There's a research group you might be interested in. They've been working on Recovery-Oriented Computing or "ROC". The key principle in ROC is that the cleanest, best, most reliable state that any program can be in is right after starting up. Therefore, on detecting a fault, they prefer to restart the software rather than attempt to recover from the fault.
Sounds simple enough, right? Well, most of the research has gone into implementing that idea. The reason is exactly what you and other commenters have pointed out: OS restarts are too slow to be a viable recovery method.
ROC relies on three major parts:
A method to detect faults as early as possible.
A means of isolating the faulty component while preserving the rest of the system.
Component-level restarts.
The real key difference between ROC and the typical "nightly restart" approach is that ROC is a strategy where the reboots are a reaction. What I mean is that most software is written with some degree of error handling and recovery (throw-and-catch, logging, retry loops, etc.) A ROC program would detect the fault (exception) and immediately exit. Mixing up the two paradigms just leaves you with the worst of both worlds---low reliability and errors.

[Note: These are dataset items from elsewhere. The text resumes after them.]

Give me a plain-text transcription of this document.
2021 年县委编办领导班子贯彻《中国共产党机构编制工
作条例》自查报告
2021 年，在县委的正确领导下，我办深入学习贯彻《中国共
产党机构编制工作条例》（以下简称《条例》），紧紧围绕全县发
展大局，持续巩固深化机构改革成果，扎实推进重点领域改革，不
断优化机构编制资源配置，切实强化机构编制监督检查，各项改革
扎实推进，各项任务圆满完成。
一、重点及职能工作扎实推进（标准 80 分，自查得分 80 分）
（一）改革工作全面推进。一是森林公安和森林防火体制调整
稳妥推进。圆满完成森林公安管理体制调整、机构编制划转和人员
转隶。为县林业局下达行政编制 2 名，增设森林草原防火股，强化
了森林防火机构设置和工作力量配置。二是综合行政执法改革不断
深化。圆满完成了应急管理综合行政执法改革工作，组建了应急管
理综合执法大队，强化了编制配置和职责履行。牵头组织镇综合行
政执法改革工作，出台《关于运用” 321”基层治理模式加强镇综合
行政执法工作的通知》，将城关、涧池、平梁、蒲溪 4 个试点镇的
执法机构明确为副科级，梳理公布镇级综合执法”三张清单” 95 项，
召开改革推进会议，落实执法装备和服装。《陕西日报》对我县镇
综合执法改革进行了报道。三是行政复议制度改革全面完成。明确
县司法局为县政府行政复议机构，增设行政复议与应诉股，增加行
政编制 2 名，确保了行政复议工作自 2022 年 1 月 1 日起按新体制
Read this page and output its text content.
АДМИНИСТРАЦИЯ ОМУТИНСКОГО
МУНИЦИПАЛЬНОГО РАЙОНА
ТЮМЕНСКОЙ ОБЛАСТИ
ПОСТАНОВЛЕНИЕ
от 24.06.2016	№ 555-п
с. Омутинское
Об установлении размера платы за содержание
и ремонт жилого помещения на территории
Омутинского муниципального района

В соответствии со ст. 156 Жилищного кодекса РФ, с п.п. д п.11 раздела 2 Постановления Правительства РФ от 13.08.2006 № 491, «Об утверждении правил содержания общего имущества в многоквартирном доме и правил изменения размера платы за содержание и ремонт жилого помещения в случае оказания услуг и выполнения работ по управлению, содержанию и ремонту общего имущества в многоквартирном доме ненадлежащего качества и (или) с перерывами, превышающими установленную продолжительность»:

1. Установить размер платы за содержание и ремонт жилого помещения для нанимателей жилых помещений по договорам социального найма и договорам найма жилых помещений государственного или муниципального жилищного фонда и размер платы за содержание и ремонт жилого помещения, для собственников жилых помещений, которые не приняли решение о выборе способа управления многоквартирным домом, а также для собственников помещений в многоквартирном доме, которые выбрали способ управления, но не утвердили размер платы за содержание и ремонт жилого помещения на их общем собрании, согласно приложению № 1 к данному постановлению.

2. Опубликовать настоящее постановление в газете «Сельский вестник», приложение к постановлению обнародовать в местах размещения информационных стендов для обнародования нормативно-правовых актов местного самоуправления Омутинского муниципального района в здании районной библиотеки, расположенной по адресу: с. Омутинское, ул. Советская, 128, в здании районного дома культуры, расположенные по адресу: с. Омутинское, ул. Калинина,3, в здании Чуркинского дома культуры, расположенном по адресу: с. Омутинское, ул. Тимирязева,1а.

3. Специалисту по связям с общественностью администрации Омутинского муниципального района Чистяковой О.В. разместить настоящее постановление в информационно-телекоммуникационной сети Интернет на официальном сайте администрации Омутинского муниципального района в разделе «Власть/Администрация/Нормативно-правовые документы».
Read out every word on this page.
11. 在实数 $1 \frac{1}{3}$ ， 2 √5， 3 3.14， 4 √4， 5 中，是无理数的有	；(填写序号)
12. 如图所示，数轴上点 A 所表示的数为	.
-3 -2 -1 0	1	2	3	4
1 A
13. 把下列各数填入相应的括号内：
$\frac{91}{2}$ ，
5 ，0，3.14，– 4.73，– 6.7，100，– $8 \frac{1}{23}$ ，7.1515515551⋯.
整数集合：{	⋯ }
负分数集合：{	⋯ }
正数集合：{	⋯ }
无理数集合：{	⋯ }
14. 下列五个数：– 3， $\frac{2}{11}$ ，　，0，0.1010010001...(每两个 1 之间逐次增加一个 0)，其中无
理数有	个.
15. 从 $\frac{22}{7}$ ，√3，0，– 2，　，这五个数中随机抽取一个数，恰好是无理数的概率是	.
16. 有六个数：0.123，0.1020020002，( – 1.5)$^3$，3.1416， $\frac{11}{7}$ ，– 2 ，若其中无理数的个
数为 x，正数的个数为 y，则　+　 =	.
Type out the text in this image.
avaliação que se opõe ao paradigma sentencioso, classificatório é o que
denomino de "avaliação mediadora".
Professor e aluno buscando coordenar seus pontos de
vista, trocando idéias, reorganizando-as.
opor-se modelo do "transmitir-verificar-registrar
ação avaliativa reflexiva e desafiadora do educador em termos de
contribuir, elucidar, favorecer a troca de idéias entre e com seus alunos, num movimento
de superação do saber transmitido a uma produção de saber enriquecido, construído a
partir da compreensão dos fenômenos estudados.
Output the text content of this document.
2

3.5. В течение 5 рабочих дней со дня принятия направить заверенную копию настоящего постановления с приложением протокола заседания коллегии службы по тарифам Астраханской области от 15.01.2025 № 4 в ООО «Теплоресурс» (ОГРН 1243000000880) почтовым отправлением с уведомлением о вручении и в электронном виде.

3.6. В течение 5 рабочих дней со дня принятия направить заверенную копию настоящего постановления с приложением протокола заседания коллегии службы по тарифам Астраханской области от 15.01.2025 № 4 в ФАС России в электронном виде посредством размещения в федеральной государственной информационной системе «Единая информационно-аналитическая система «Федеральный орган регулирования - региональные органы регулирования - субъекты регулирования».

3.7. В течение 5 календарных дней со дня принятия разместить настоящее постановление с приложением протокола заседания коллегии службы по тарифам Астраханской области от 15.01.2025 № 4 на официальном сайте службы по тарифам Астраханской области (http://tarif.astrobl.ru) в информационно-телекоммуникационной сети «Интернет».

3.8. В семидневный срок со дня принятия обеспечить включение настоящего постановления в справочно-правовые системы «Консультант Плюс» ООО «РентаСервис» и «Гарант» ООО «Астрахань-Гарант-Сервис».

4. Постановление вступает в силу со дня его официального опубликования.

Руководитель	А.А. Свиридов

Microcontrollers typically have a watchdog timer, which must be reset (by a line of code) every so often or else the microcontroller will reset. This keeps the firmware from getting stuck in an endless loop, stuck waiting for input, etc.
Unused memory is sometimes set to an instruction which causes a reset, or a jump to a the same location that the microcontroller starts at when it is reset. This will reset the microcontroller if it somehow jumps to a location outside the program memory.
Embedded systems may have a checkpoint feature where every n ms, the current stack is saved.
The memory is non-volatile on power restart(ie battery backed), so on a power start, a test is made to see if the code needs to jump to an old checkpoint, or if it's a fresh system.
I'm going to guess that a similar technique(but more sophisticated) is used for Amazon/Google.
Though I can't think of a design pattern per se, in my experience, it's a result of "select is broken" from developers.
I've seen a 50-user site cripple both SQL Server Enterprise Edition (with a 750 MB database) and a Novell server because of poor connection management coupled with excessive calls and no caching. Novell was always the culprit according to developers until we found a missing "CloseConnection" call in a core library. By then, thousands were spent, unsuccessfully, on upgrades to address that one missing line of code.
(Why they had Enterprise Edition was beyond me so don't ask!!)
If you look at scripting languages like php running on Apache, each invocation starts a new process. In the basic case there is no shared state between processes and once the invocation has finished the process is terminated.
The advantages are less onus on resource management as they will be released when the process finishes and less need for error handling as the process is designed to fail-fast and it cannot be left in an inconsistent state.
I've seen it a few places at the application level (an app restarting itself if it bombs).
I've implemented the pattern at an application level, where a service reading from Dbase files starts getting errors after reading x amount of times. It looks for a particular error that gets thrown, and if it sees that error, the service calls a console app that kills the process and restarts the service. It's kludgey, and I hate it, but for this particular situation, I could find no better answer.
AND bear in mind that IIS has a built in feature that restarts the application pool under certain conditions.
For that matter, restarting a service is an option for any service on Windows as one of the actions to take when the service fails.